Heres the story: Two weeks ago, I was going hard and heavy with 5/3/1. I decided I wanted to throw in more conditioning, so I starting doing circuits with a good amount of compound lifts. When I was doing DB swing in one of my circuits, my lower back (literally that direct lower middle, near tail bone) feels like it became strained.

So I took 2 weeks off from any lifting, but did Muay Thai (probably TOO much as I should have been resting). Well this week I started 5/3/1 again, light, and my lowerback still feels strained. Today I did Front Squats, and it was tight going down and up. It loosened up, but now, hours later, I feel my lower back is really week. Difficult to bend over without whincing.

I really don’t want to go to the docs, and don’t want to fork out $ for a chiro. Should I take off from lifting even longer, and continue light Muay Thai?
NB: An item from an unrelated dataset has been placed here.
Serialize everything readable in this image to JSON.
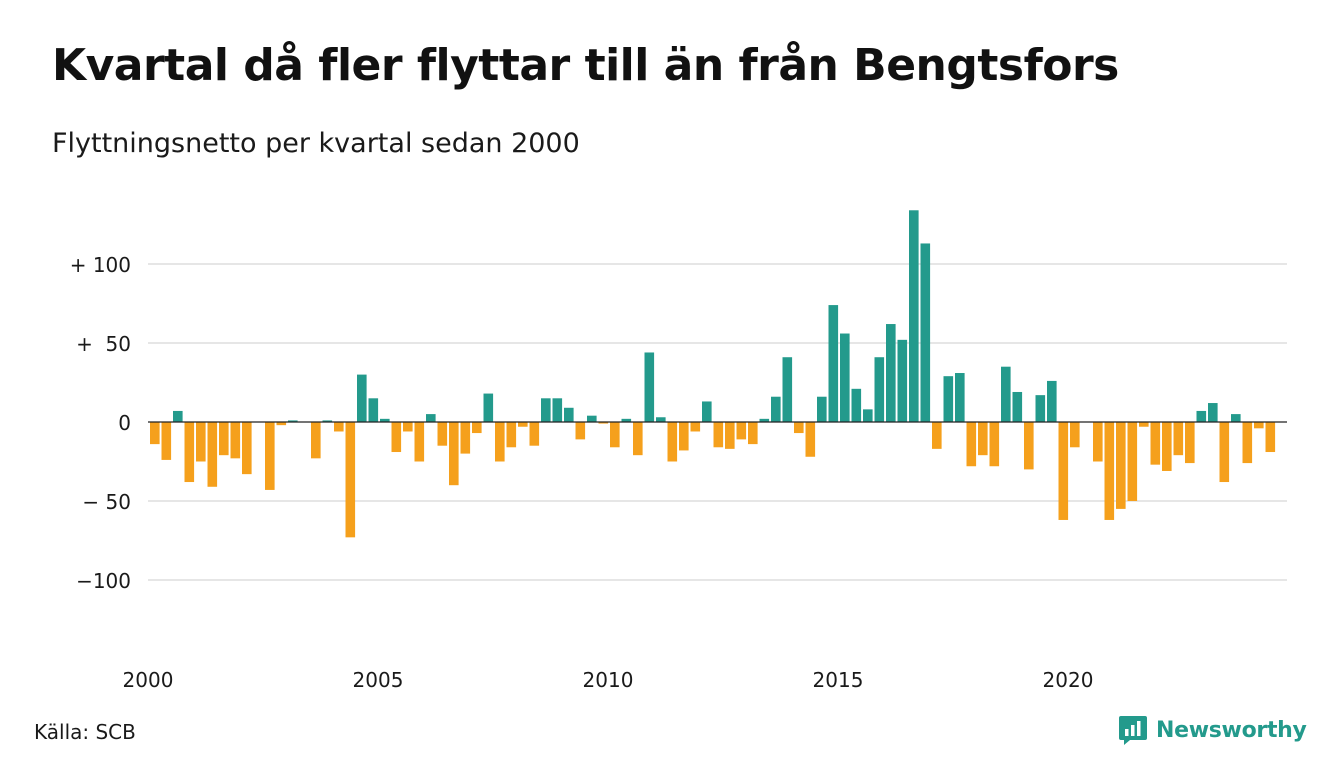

I kinda have the same issue. I have had an x-ray, MRI, physical therapy, and have been seen by a surgeon. No one could tell me what was wrong with me. The MRI came back showing nothing. I’ve been injured for about 8 months now. It could of been for only 1 month. I should of stopped fighting and lifting all together and just rest.

But I thought like you, stop lifting and just fight. That didn’t work too well. I injured my back even more. What could of been a 1-2 month heal, has now turned into a big wall that I can’t get over. So please take a long break, I wish I did and I regret it that I didn’t.

I strained my lower back 10 weeks ago and I’m just getting back into deadlifting/squatting (unloaded). It can take a while to heal. I would address your mobility first, and use a liniment on the are before your training session and in the morning to keep it warm and aid in cirulation. any other quesitons just let me know

Why does everyone suggest mobility when something is injured? Mobility is the last thing you need when you have an injury. However, yes you do need it, in the right areas, ie. hips. Stability is what you initially want, and my guess is that you lack core stability, if you had it you wouldn’t have lower back pain.

Sounds like you are bending too much at the spine and don’t have enough range through the hips. Strengthen up glutes and hamstrings via hip thrusts and back extensions. Strengthen the core with curl-ups, leg lowers, side lying leg crunches/leg lifts, oysters or side-lying single leg lift for glute medius…

thanks eric, can that stuff be done in combination with slowly increasing my deadlift/squat/ and press loads? I was thnking of going up 20lbs per week on deadlift/squat and 10 on press. The stiffness is still there though.